Zing Forum

Reading

UniEditBench: A Unified Benchmark Platform for Image and Video Editing Based on Distilled Multimodal Large Models

This paper proposes the UniEditBench unified benchmark, which supports the evaluation of image and video reconstruction and instruction-driven editing. By distilling a 235B-parameter Multimodal Large Model (MLLM) into lightweight 4B/8B evaluators, it achieves low-cost and high-quality evaluation.

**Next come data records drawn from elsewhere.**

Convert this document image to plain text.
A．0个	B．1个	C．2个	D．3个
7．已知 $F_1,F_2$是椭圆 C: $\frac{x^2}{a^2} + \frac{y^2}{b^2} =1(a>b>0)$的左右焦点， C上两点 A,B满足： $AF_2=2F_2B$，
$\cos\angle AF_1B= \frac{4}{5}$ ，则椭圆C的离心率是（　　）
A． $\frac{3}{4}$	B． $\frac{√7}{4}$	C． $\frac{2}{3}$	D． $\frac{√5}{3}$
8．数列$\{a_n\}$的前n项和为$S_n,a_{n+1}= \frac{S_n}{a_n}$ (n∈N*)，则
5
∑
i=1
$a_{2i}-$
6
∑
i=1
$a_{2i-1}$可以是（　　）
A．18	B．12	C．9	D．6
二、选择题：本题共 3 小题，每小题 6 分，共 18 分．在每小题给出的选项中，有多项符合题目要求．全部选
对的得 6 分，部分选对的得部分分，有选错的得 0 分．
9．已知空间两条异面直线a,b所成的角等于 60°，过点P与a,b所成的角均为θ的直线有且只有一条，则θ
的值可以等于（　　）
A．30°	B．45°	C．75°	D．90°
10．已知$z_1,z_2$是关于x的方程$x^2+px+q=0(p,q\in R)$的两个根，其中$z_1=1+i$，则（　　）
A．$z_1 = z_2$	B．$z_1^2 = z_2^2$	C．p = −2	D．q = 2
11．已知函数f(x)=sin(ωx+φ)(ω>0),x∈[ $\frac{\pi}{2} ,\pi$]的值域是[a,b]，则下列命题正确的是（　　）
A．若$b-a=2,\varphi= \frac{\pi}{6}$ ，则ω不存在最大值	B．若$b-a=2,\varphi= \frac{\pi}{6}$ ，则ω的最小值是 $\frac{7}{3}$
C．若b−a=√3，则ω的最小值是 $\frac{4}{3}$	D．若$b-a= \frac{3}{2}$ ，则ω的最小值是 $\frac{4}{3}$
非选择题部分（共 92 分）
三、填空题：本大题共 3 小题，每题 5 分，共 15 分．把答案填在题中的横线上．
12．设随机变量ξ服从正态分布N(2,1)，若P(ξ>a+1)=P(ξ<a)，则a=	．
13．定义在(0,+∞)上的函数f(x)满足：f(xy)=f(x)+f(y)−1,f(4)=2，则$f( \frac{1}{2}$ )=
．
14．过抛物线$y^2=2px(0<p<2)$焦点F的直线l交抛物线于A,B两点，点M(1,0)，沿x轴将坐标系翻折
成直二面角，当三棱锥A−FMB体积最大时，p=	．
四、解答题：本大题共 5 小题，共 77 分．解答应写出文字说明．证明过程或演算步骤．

视觉编辑基准测试多模态大模型知识蒸馏UniEditBench图像视频编辑评估指标
Published 2026-04-17 17:21Recent activity 2026-04-20 10:26Estimated read 6 min
UniEditBench: A Unified Benchmark Platform for Image and Video Editing Based on Distilled Multimodal Large Models
1

Section 01

[Introduction] UniEditBench: A Unified Benchmark and Low-Cost Evaluation Solution for Image and Video Editing

This paper proposes the UniEditBench unified benchmark platform, which supports the evaluation of image and video reconstruction and instruction-driven editing. Its core innovations are:

  1. Establishing a unified evaluation protocol to solve the fragmentation problem of existing evaluations;
  2. Converting a 235B-parameter multimodal large model (MLLM) into lightweight 4B/8B evaluators via knowledge distillation, achieving low-cost and high-quality evaluation aligned with human preferences.
2

Section 02

Background: Four Fragmentation Dilemmas in Visual Editing Evaluation

Visual editing technology is developing rapidly, but evaluation methods are lagging and fragmented:

  1. Method-specific Silos: Different editing paradigms (reconstruction, instruction-driven, etc.) have inconsistent evaluation standards, making cross-method comparisons difficult;
  2. Video Evaluation Gap: Lack of reliable video editing benchmarks that consider temporal consistency;
  3. Misalignment Between Metrics and Human Preferences: Traditional automatic metrics (PSNR, SSIM, etc.) are inconsistent with human judgments;
  4. High Cost of Large Model Evaluation: Directly using 235B-level MLLMs for evaluation is expensive, which most teams cannot afford.
3

Section 03

UniEditBench: Unified Evaluation Protocol and Task Classification System

UniEditBench designs a unified evaluation protocol to support multiple editing paradigms:

  • Input-Output Standardization: Unify source data, editing instructions/examples, and output formats;
  • Consistent Evaluation Dimensions: Cover general dimensions such as structural fidelity and text alignment;
  • Task Classification System:
    • Image editing (9 categories): Operations like Add/Remove/Replace/Change;
    • Video editing (8 categories): Add time-series related dimensions on top of image tasks, including challenging tasks like Count/Reorder.
4

Section 04

Distilled Evaluator: Key to Balancing High Quality and Low Cost

Build lightweight evaluators via knowledge distillation:

  • Teacher Model: Qwen3-VL-235B-A22B (235 billion parameters, aligned with human preferences);
  • Student Models: 4B/8B parameter versions (friendly to resource-constrained environments, balancing cost and performance);
  • Multi-dimensional Scoring: Structural fidelity, text alignment, background consistency, naturalness (videos include temporal-spatial consistency), helping diagnose model weaknesses.
5

Section 05

Experimental Validation: Significant Distillation Effect and Cost Advantages

Experimental results show:

  1. High Consistency: 4B/8B evaluators have close correlation with teacher models and human judgments;
  2. Substantial Cost Reduction: Deployment cost is tens to hundreds of times lower than that of 235B models, supporting large-scale evaluation;
  3. Improved Fairness: Different methods can be compared fairly under the unified protocol, revealing the advantages and disadvantages of each paradigm.
6

Section 06

Practical Application Value of UniEditBench

Application scenarios of this platform include:

  • Research Tool: Standardized evaluation to avoid incomparable results;
  • Model Development: Multi-dimensional scores guide targeted improvements;
  • Product Selection: Enterprises select appropriate models according to scenario needs;
  • Competition Leaderboard: Provide fair evaluation standards to enhance the credibility of results.
7

Section 07

Limitations and Future Directions

Current limitations and improvement directions:

  1. Expansion of Evaluation Dimensions: Add dimensions such as creativity, diversity, and cultural sensitivity;
  2. Dynamic Evaluation: Explore interactive evaluation to handle ambiguous cases;
  3. Domain Adaptation: Develop domain-specific versions for e-commerce, medicine, etc.;
  4. Real-time Optimization: Improve the inference speed of lightweight evaluators to support real-time feedback.